17 May – no food wasted

I’ve had two days of very light airs that at best could be described as relaxing! The breeze has been back since about 03h00 and it’s now 15-20 SE. lekker sailing. I haven’t touched the tiller or a sail for 30 hours now since gybing onto port yesterday morning. Caught up on reading and cooking! I swear I’m picking up weight? Pack sizes for cans are for 4 people, not one, and without refrigeration, I don’t want to keep leftovers. So it’s eat it or throw it away and from boarding school, sanctions in Zim and army days, I know you just don’t throw food away!

I’ve worked out that my B & G log is not very accurate and I may have been overstating my daily runs quite a bit. I’ve put the trailing log out and also set a GPS waypoint to measure 50 miles and then I will compare the B & G and Walker and see what’s apparent. I’ve had to make a plotting sheet for the 50 miles as my only chart for this area is Cape Town to Rio!

I was feeling quite buoyant about my noon sights until yesterday when my sight was nearly 1°30’ out!

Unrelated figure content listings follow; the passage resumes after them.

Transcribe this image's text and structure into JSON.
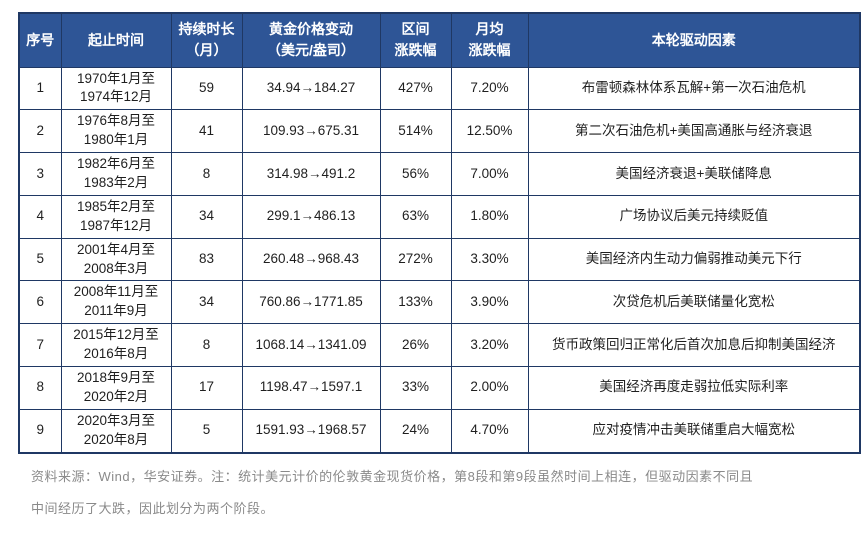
{
  "table": {
    "headers": [
      "序号",
      "起止时间",
      "持续时长\n（月）",
      "黄金价格变动\n（美元/盎司）",
      "区间\n涨跌幅",
      "月均\n涨跌幅",
      "本轮驱动因素"
    ],
    "rows": [
      {
        "no": "1",
        "period": "1970年1月至\n1974年12月",
        "months": "59",
        "price_change": "34.94→184.27",
        "range_pct": "427%",
        "monthly_pct": "7.20%",
        "driver": "布雷顿森林体系瓦解+第一次石油危机"
      },
      {
        "no": "2",
        "period": "1976年8月至\n1980年1月",
        "months": "41",
        "price_change": "109.93→675.31",
        "range_pct": "514%",
        "monthly_pct": "12.50%",
        "driver": "第二次石油危机+美国高通胀与经济衰退"
      },
      {
        "no": "3",
        "period": "1982年6月至\n1983年2月",
        "months": "8",
        "price_change": "314.98→491.2",
        "range_pct": "56%",
        "monthly_pct": "7.00%",
        "driver": "美国经济衰退+美联储降息"
      },
      {
        "no": "4",
        "period": "1985年2月至\n1987年12月",
        "months": "34",
        "price_change": "299.1→486.13",
        "range_pct": "63%",
        "monthly_pct": "1.80%",
        "driver": "广场协议后美元持续贬值"
      },
      {
        "no": "5",
        "period": "2001年4月至\n2008年3月",
        "months": "83",
        "price_change": "260.48→968.43",
        "range_pct": "272%",
        "monthly_pct": "3.30%",
        "driver": "美国经济内生动力偏弱推动美元下行"
      },
      {
        "no": "6",
        "period": "2008年11月至\n2011年9月",
        "months": "34",
        "price_change": "760.86→1771.85",
        "range_pct": "133%",
        "monthly_pct": "3.90%",
        "driver": "次贷危机后美联储量化宽松"
      },
      {
        "no": "7",
        "period": "2015年12月至\n2016年8月",
        "months": "8",
        "price_change": "1068.14→1341.09",
        "range_pct": "26%",
        "monthly_pct": "3.20%",
        "driver": "货币政策回归正常化后首次加息后抑制美国经济"
      },
      {
        "no": "8",
        "period": "2018年9月至\n2020年2月",
        "months": "17",
        "price_change": "1198.47→1597.1",
        "range_pct": "33%",
        "monthly_pct": "2.00%",
        "driver": "美国经济再度走弱拉低实际利率"
      },
      {
        "no": "9",
        "period": "2020年3月至\n2020年8月",
        "months": "5",
        "price_change": "1591.93→1968.57",
        "range_pct": "24%",
        "monthly_pct": "4.70%",
        "driver": "应对疫情冲击美联储重启大幅宽松"
      }
    ]
  },
  "footnote": {
    "line1": "资料来源：Wind，华安证券。注：统计美元计价的伦敦黄金现货价格，第8段和第9段虽然时间上相连，但驱动因素不同且",
    "line2": "中间经历了大跌，因此划分为两个阶段。"
  },
  "colors": {
    "header_bg": "#2E5596",
    "border": "#1F3864",
    "footnote_text": "#8A8A8A"
  }
}
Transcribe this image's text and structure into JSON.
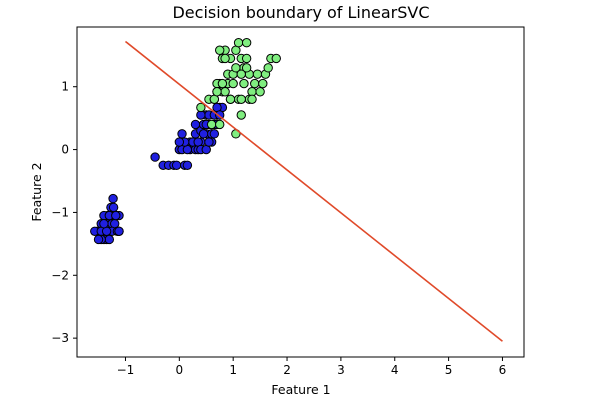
{
  "chart_data": {
    "type": "scatter",
    "title": "Decision boundary of LinearSVC",
    "xlabel": "Feature 1",
    "ylabel": "Feature 2",
    "xlim": [
      -1.9,
      6.4
    ],
    "ylim": [
      -3.3,
      1.95
    ],
    "grid": false,
    "legend": "none",
    "x_ticks": [
      -1,
      0,
      1,
      2,
      3,
      4,
      5,
      6
    ],
    "x_tick_labels": [
      "−1",
      "0",
      "1",
      "2",
      "3",
      "4",
      "5",
      "6"
    ],
    "y_ticks": [
      -3,
      -2,
      -1,
      0,
      1
    ],
    "y_tick_labels": [
      "−3",
      "−2",
      "−1",
      "0",
      "1"
    ],
    "colors": {
      "class_0": "#2020e0",
      "class_1": "#2020e0",
      "class_2": "#80ee80",
      "boundary": "#e04a2a",
      "marker_edge": "#000000"
    },
    "boundary_line": {
      "x": [
        -1.0,
        6.0
      ],
      "y": [
        1.72,
        -3.05
      ]
    },
    "series": [
      {
        "color_key": "class_0",
        "x": [
          -1.23,
          -1.27,
          -1.33,
          -1.4,
          -1.45,
          -1.5,
          -1.52,
          -1.57,
          -1.3,
          -1.23,
          -1.17,
          -1.12,
          -1.28,
          -1.35,
          -1.4,
          -1.45,
          -1.3,
          -1.25,
          -1.2,
          -1.35,
          -1.4,
          -1.3,
          -1.25,
          -1.15,
          -1.12,
          -1.28,
          -1.35,
          -1.4,
          -1.45,
          -1.5,
          -1.3,
          -1.22,
          -1.18,
          -1.12
        ],
        "y": [
          -0.78,
          -0.92,
          -1.05,
          -1.05,
          -1.18,
          -1.3,
          -1.3,
          -1.3,
          -1.18,
          -1.05,
          -1.05,
          -1.05,
          -1.18,
          -1.18,
          -1.3,
          -1.3,
          -1.3,
          -1.18,
          -1.18,
          -1.43,
          -1.43,
          -1.43,
          -1.3,
          -1.3,
          -1.3,
          -1.05,
          -1.3,
          -1.18,
          -1.43,
          -1.43,
          -1.05,
          -0.92,
          -1.05,
          -1.3
        ]
      },
      {
        "color_key": "class_1",
        "x": [
          -0.45,
          -0.3,
          -0.2,
          -0.1,
          -0.05,
          0.0,
          0.05,
          0.1,
          0.15,
          0.2,
          0.25,
          0.3,
          0.35,
          0.4,
          0.45,
          0.5,
          0.55,
          0.6,
          0.65,
          0.7,
          0.75,
          0.8,
          0.2,
          0.25,
          0.3,
          0.35,
          0.4,
          0.45,
          0.5,
          0.55,
          0.6,
          0.65,
          0.7,
          0.15,
          0.1,
          0.0,
          0.05,
          0.4,
          0.5,
          0.6,
          0.3,
          0.45,
          0.55,
          0.65,
          0.7,
          0.75,
          0.5,
          0.4
        ],
        "y": [
          -0.12,
          -0.25,
          -0.25,
          -0.25,
          -0.25,
          0.0,
          0.0,
          -0.25,
          -0.25,
          0.0,
          0.12,
          0.0,
          0.0,
          0.12,
          0.25,
          0.25,
          0.4,
          0.25,
          0.4,
          0.55,
          0.67,
          0.67,
          0.12,
          0.12,
          0.25,
          0.12,
          0.3,
          0.4,
          0.55,
          0.55,
          0.4,
          0.55,
          0.4,
          0.0,
          0.12,
          0.12,
          0.25,
          0.0,
          0.0,
          0.12,
          0.4,
          0.25,
          0.12,
          0.25,
          0.67,
          0.55,
          0.4,
          0.55
        ]
      },
      {
        "color_key": "class_2",
        "x": [
          0.4,
          0.55,
          0.65,
          0.7,
          0.75,
          0.8,
          0.85,
          0.9,
          0.95,
          1.0,
          1.05,
          1.1,
          1.15,
          1.2,
          1.25,
          1.3,
          1.35,
          1.4,
          1.45,
          1.5,
          1.55,
          1.6,
          1.65,
          1.7,
          1.8,
          0.75,
          0.8,
          0.85,
          0.95,
          1.05,
          1.15,
          1.2,
          1.25,
          0.7,
          0.65,
          0.9,
          1.0,
          1.1,
          1.3,
          0.6,
          0.75,
          1.05,
          0.85,
          1.15,
          0.95,
          1.35,
          1.25,
          0.8,
          0.7,
          1.15
        ],
        "y": [
          0.67,
          0.8,
          0.8,
          0.92,
          1.05,
          1.45,
          1.58,
          1.2,
          1.45,
          1.2,
          1.58,
          1.7,
          1.45,
          1.3,
          1.7,
          1.2,
          0.92,
          1.05,
          1.2,
          0.92,
          1.05,
          1.2,
          1.3,
          1.45,
          1.45,
          1.58,
          0.92,
          0.92,
          0.8,
          1.3,
          1.2,
          1.05,
          1.45,
          1.05,
          0.8,
          1.05,
          1.05,
          0.8,
          0.8,
          0.4,
          0.4,
          0.25,
          1.45,
          0.8,
          0.8,
          0.8,
          1.3,
          1.05,
          0.92,
          0.55
        ]
      }
    ]
  }
}
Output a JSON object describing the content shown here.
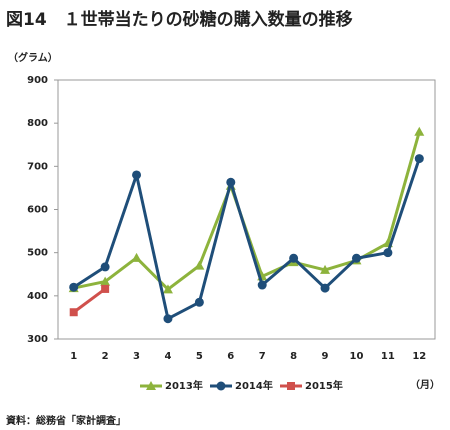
{
  "chart_data": {
    "type": "line",
    "title": "図14　１世帯当たりの砂糖の購入数量の推移",
    "y_unit_label": "（グラム）",
    "x_unit_label": "（月）",
    "source": "資料：総務省「家計調査」",
    "categories": [
      "1",
      "2",
      "3",
      "4",
      "5",
      "6",
      "7",
      "8",
      "9",
      "10",
      "11",
      "12"
    ],
    "series": [
      {
        "name": "2013年",
        "color": "#8db33c",
        "marker": "triangle",
        "values": [
          418,
          433,
          488,
          415,
          470,
          655,
          445,
          478,
          460,
          482,
          522,
          780
        ]
      },
      {
        "name": "2014年",
        "color": "#1f4e79",
        "marker": "circle",
        "values": [
          420,
          467,
          680,
          347,
          385,
          663,
          425,
          487,
          418,
          487,
          500,
          718
        ]
      },
      {
        "name": "2015年",
        "color": "#d0504c",
        "marker": "square",
        "values": [
          362,
          416,
          null,
          null,
          null,
          null,
          null,
          null,
          null,
          null,
          null,
          null
        ]
      }
    ],
    "ylim": [
      300,
      900
    ],
    "yticks": [
      300,
      400,
      500,
      600,
      700,
      800,
      900
    ],
    "grid": false,
    "legend": "bottom"
  }
}
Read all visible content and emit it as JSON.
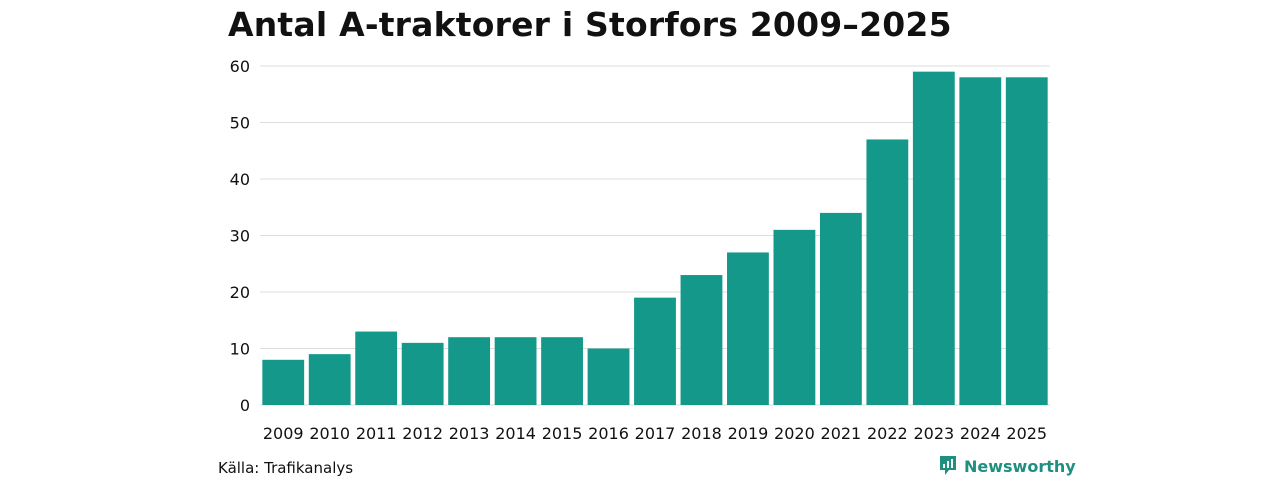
{
  "header": {
    "title": "Antal A-traktorer i Storfors 2009–2025"
  },
  "footer": {
    "source": "Källa: Trafikanalys",
    "brand": "Newsworthy"
  },
  "colors": {
    "bar": "#14988a",
    "grid": "#dddddd",
    "brand": "#1f8f80"
  },
  "chart_data": {
    "type": "bar",
    "title": "Antal A-traktorer i Storfors 2009–2025",
    "xlabel": "",
    "ylabel": "",
    "categories": [
      "2009",
      "2010",
      "2011",
      "2012",
      "2013",
      "2014",
      "2015",
      "2016",
      "2017",
      "2018",
      "2019",
      "2020",
      "2021",
      "2022",
      "2023",
      "2024",
      "2025"
    ],
    "values": [
      8,
      9,
      13,
      11,
      12,
      12,
      12,
      10,
      19,
      23,
      27,
      31,
      34,
      47,
      59,
      58,
      58
    ],
    "ylim": [
      0,
      60
    ],
    "yticks": [
      0,
      10,
      20,
      30,
      40,
      50,
      60
    ],
    "grid": true
  }
}
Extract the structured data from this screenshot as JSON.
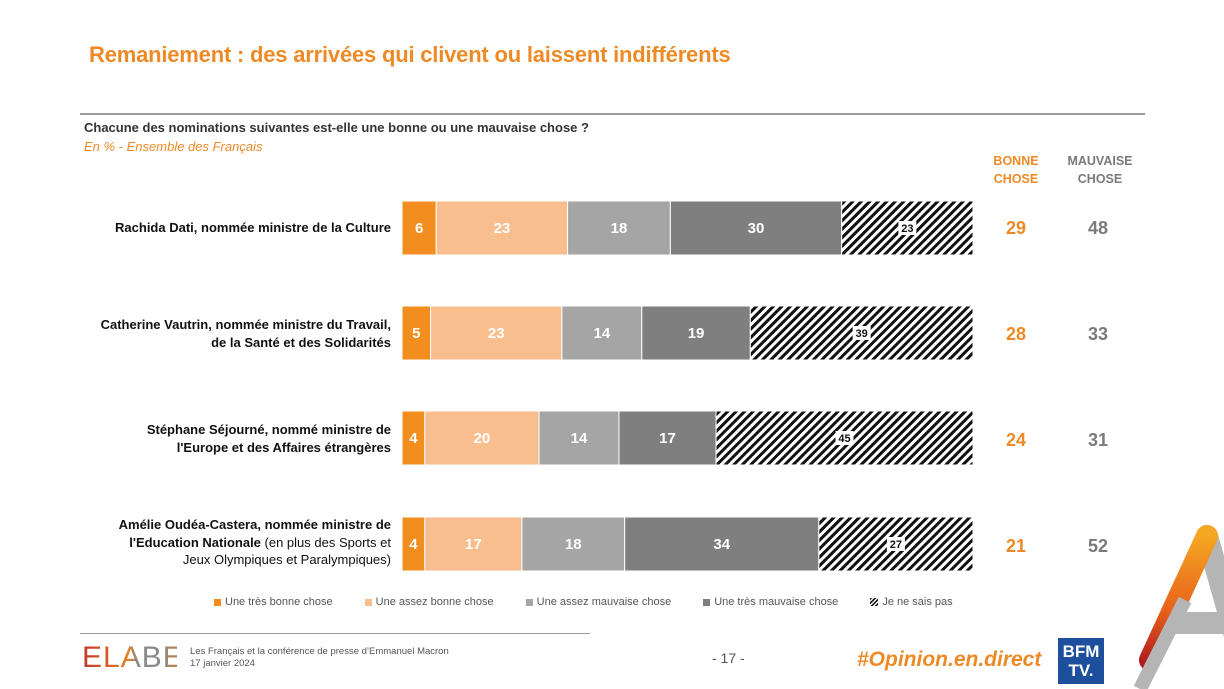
{
  "header": {
    "title": "Remaniement : des arrivées qui clivent ou laissent indifférents",
    "question": "Chacune des nominations suivantes est-elle une bonne ou une mauvaise chose ?",
    "subtitle": "En % - Ensemble des Français"
  },
  "columns": {
    "bonne": [
      "BONNE",
      "CHOSE"
    ],
    "mauvaise": [
      "MAUVAISE",
      "CHOSE"
    ]
  },
  "chart_data": {
    "type": "bar",
    "orientation": "horizontal",
    "stacked": true,
    "title": "Chacune des nominations suivantes est-elle une bonne ou une mauvaise chose ?",
    "unit": "%",
    "xlim": [
      0,
      100
    ],
    "categories": [
      "Rachida Dati, nommée ministre de la Culture",
      "Catherine Vautrin, nommée ministre du Travail, de la Santé et des Solidarités",
      "Stéphane Séjourné, nommé ministre de l'Europe et des Affaires étrangères",
      "Amélie Oudéa-Castera, nommée ministre de l'Education Nationale (en plus des Sports et Jeux Olympiques et Paralympiques)"
    ],
    "series": [
      {
        "name": "Une très bonne chose",
        "color": "#F28E1F",
        "values": [
          6,
          5,
          4,
          4
        ]
      },
      {
        "name": "Une assez bonne chose",
        "color": "#F8BE8E",
        "values": [
          23,
          23,
          20,
          17
        ]
      },
      {
        "name": "Une assez mauvaise chose",
        "color": "#A5A5A5",
        "values": [
          18,
          14,
          14,
          18
        ]
      },
      {
        "name": "Une très mauvaise chose",
        "color": "#7F7F7F",
        "values": [
          30,
          19,
          17,
          34
        ]
      },
      {
        "name": "Je ne sais pas",
        "color": "hatch",
        "values": [
          23,
          39,
          45,
          27
        ]
      }
    ],
    "totals": {
      "bonne_chose": [
        29,
        28,
        24,
        21
      ],
      "mauvaise_chose": [
        48,
        33,
        31,
        52
      ]
    },
    "legend_position": "bottom"
  },
  "rows": [
    {
      "label_lines": [
        "Rachida Dati, nommée ministre de la Culture"
      ]
    },
    {
      "label_lines": [
        "Catherine Vautrin, nommée ministre du Travail,",
        "de la Santé et des Solidarités"
      ]
    },
    {
      "label_lines": [
        "Stéphane Séjourné, nommé ministre de",
        "l'Europe et des Affaires étrangères"
      ]
    },
    {
      "label_lines": [
        "Amélie Oudéa-Castera, nommée ministre de"
      ],
      "label_bold2": "l'Education Nationale",
      "label_norm2": " (en plus des Sports et",
      "label_norm3": "Jeux Olympiques et Paralympiques)"
    }
  ],
  "footer": {
    "logo": "ELABE",
    "study": "Les Français et la conférence de presse d’Emmanuel Macron",
    "date": "17 janvier 2024",
    "page": "- 17 -",
    "hashtag": "#Opinion.en.direct",
    "bfm_line1": "BFM",
    "bfm_line2": "TV."
  }
}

I still cannot work out where I went wrong and can only assume I was impatient with the actual sight? I’ll try again today. But what made me feel a whole lot better was my 5-star fix at civil twilight last night! I was just over 4 miles out. And I think most of that was trying to be the timekeeper with a ‘hard to read dress watch’ and the sextant operator. With the full moon threatening to overpower the stars, I had to work quickly too and there wasn’t time to use the stopwatch and ship’s clock method. 

The sights are so easy to take once you’ve pre-setup the altitudes and azimuths from the Star Volume. You basically know exactly what you’re looking for and where and it’s just a matter of getting the timing fine-tuned. If these continue to work for me, I think I’ll use them in morning and evening twilight and try and get a decent noon sight each day, rather than doing running fixes with LOP’s?

I had a nice chat to Kirsten last night. We’ve set up a schedule at 18h00 UTC each day on 8-2. She’s on the African side of the rhumb line to St Helena and also battling a bit for breeze. She seems to be about 900 miles behind me having left on the Saturday morning 7 1/2 days after me. James Scott helped her with her HF installation a lot and has been instrumental in making sure both our units are working properly and that we can talk to him from his car on the hillside above Slangkop (but I think I’m out of range now) and to each other.